Notation is honestly for practical purposes quite important. I read today that the British mathematicians only adopted Leibniz notation around 1820. Sure, a brilliant person can totally get by with worse and cumbersome or inconsistent or redundant notation, but it surely would require more time and cost, sometimes much much more. That Japan and Korea exceeded China in many ways also has to do with their invention of alphabets (Japan before 1000 AD, Korea in 15th century), which made learning, writing, and printing much more efficient.

Again, in those days, the bottleneck, especially in the West, was more material and one of technology. Even then with the printing press, printing and books were not all that cheap, and dissemination of knowledge was still somewhat slow, which only makes communication more important. I say this also because the West already had Euclid’s Elements firmly established within the elite education system. I would also believe that the ideas within Euclid’s Elements were actually initially spun off the need to solve practical problems. I do not think that thinking axiomatically is natural to humans; it has to be developed over a period of time given certain circumstances. The mathematics in the East was algorithmic, computational, and not axiomatic for this reason, and also for the reason that before paper was invented in the 1st or 2nd century I believe, the Chinese could only write on bamboo strips tied together, to which extremely compact hieroglyphs were in some sense more suited, whereas papyrus had been invented in Egypt over 4000 years ago. Once you have these material problems solved, with some aristocrats with free time and curiosity about mathematics, the production of some theoretical geniuses is not all that difficult in my opinion.
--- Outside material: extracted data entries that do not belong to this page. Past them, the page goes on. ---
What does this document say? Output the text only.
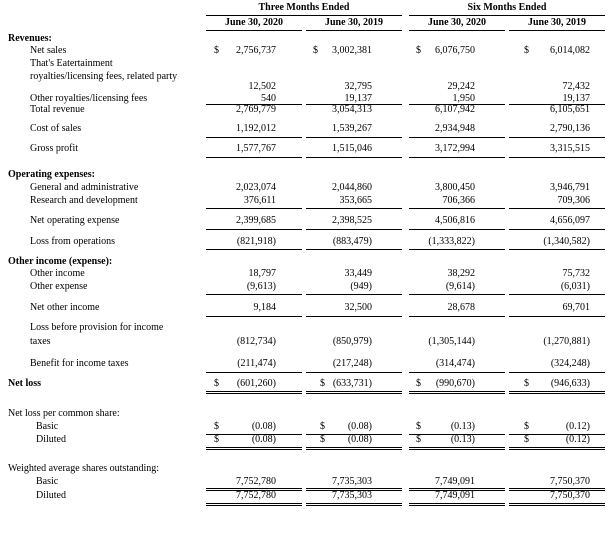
Three Months Ended	Six Months Ended
June 30, 2020	June 30, 2019	June 30, 2020	June 30, 2019
Revenues:
Net sales	$ 2,756,737	$ 3,002,381	$ 6,076,750	$ 6,014,082
That's Eatertainment
royalties/licensing fees, related party
12,502	32,795	29,242	72,432
Other royalties/licensing fees	540	19,137	1,950	19,137
Total revenue	2,769,779	3,054,313	6,107,942	6,105,651
Cost of sales	1,192,012	1,539,267	2,934,948	2,790,136
Gross profit	1,577,767	1,515,046	3,172,994	3,315,515
Operating expenses:
General and administrative	2,023,074	2,044,860	3,800,450	3,946,791
Research and development	376,611	353,665	706,366	709,306
Net operating expense	2,399,685	2,398,525	4,506,816	4,656,097
Loss from operations	(821,918)	(883,479)	(1,333,822)	(1,340,582)
Other income (expense):
Other income	18,797	33,449	38,292	75,732
Other expense	(9,613)	(949)	(9,614)	(6,031)
Net other income	9,184	32,500	28,678	69,701
Loss before provision for income
taxes	(812,734)	(850,979)	(1,305,144)	(1,270,881)
Benefit for income taxes	(211,474)	(217,248)	(314,474)	(324,248)
Net loss	$ (601,260)	$ (633,731)	$ (990,670)	$ (946,633)
Net loss per common share:
Basic	$	(0.08)	$ (0.08)	$	(0.13)	$	(0.12)
Diluted	$	(0.08)	$ (0.08)	$	(0.13)	$	(0.12)
Weighted average shares outstanding:
Basic	7,752,780	7,735,303	7,749,091	7,750,370
Diluted	7,752,780	7,735,303	7,749,091	7,750,370
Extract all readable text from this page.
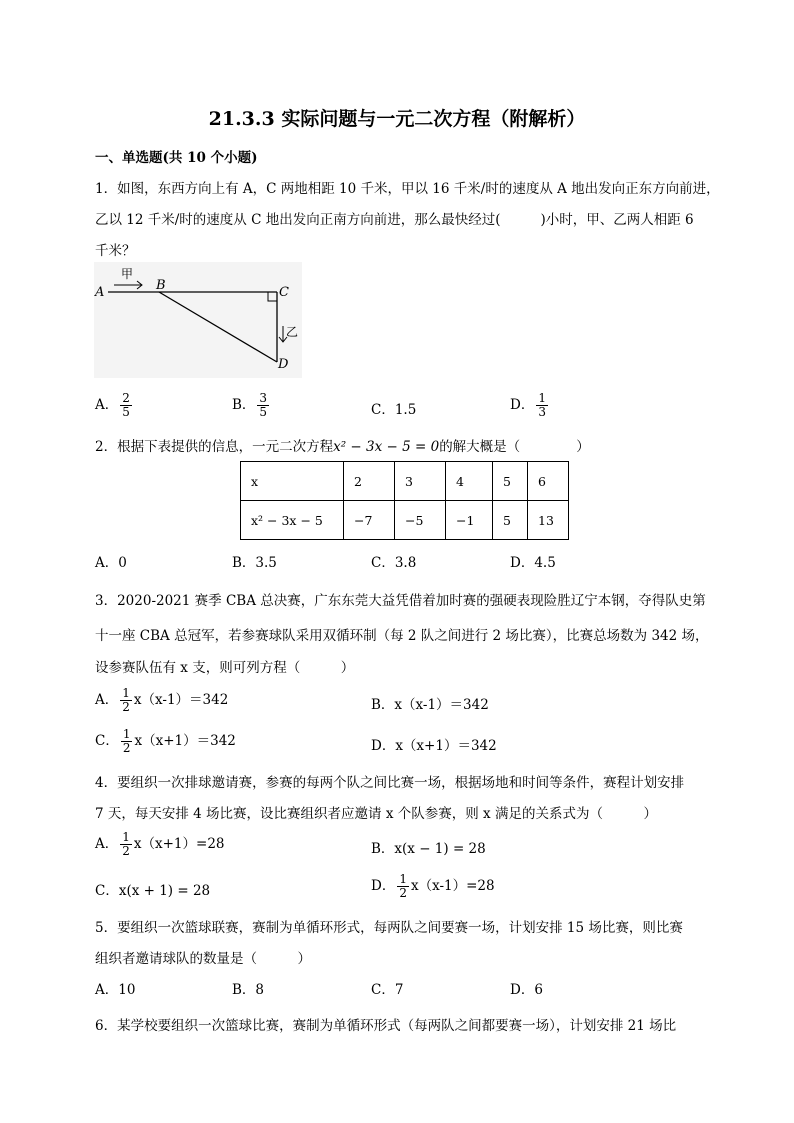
21.3.3 实际问题与一元二次方程（附解析）
一、单选题(共 10 个小题)
1．如图，东西方向上有 A，C 两地相距 10 千米，甲以 16 千米/时的速度从 A 地出发向正东方向前进，
乙以 12 千米/时的速度从 C 地出发向正南方向前进，那么最快经过(	)小时，甲、乙两人相距 6
千米？
A
甲
B	C
乙
D
A． $\frac{2}{5}$	B． $\frac{3}{5}$	C．1.5	D． $\frac{1}{3}$
2．根据下表提供的信息，一元二次方程x² − 3x − 5 = 0的解大概是（	）
x	2	3	4	5	6
x² − 3x − 5	−7	−5	−1	5	13
A．0	B．3.5	C．3.8	D．4.5
3．2020-2021 赛季 CBA 总决赛，广东东莞大益凭借着加时赛的强硬表现险胜辽宁本钢，夺得队史第
十一座 CBA 总冠军，若参赛球队采用双循环制（每 2 队之间进行 2 场比赛），比赛总场数为 342 场，
设参赛队伍有 x 支，则可列方程（　　　）
A． $\frac{1}{2} x(x-1)=342$	B．x（x-1）＝342
C． $\frac{1}{2} x(x+1)=342$	D．x（x+1）＝342
4．要组织一次排球邀请赛，参赛的每两个队之间比赛一场，根据场地和时间等条件，赛程计划安排
7 天，每天安排 4 场比赛，设比赛组织者应邀请 x 个队参赛，则 x 满足的关系式为（　　　）
A． $\frac{1}{2} x(x+1)=28$	B．x(x − 1) = 28
C．x(x + 1) = 28	D． $\frac{1}{2} x(x-1)=28$
5．要组织一次篮球联赛，赛制为单循环形式，每两队之间要赛一场，计划安排 15 场比赛，则比赛
组织者邀请球队的数量是（　　　）
A．10	B．8	C．7	D．6
6．某学校要组织一次篮球比赛，赛制为单循环形式（每两队之间都要赛一场），计划安排 21 场比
I recall you’ve written how it would have been ridiculous to try to build airplanes after Bernoulli’s principle was discovered, with reference to the analogy of quantum computing. This is like how though Vikings explored and had some settlements in North America in like 11th century, it didn’t make much difference because at that time, the economic and social circumstances were not ripe for settlement and colonization at scale. Simply said, some of the more mundane and less sexy stuff has to be achieved before one can deliver the more spectacular results. An important theoretical result in science also takes some time to disseminate and be accepted. Heck, after the Romans took over, it took quite a while before the Greek texts were translated to Latin. Back in those days, the lack of printing meant the fall of a dynasty or empire would mean loss of transmission of knowledge and a consequent backwards step that would take some time to recover. One can imagine even that if not for conquest by the Mongols that caused much destruction, the Muslim world would have gotten the results of Galileo, Kepler, Newton earlier provided that they also invented non water powered mechanical clocks.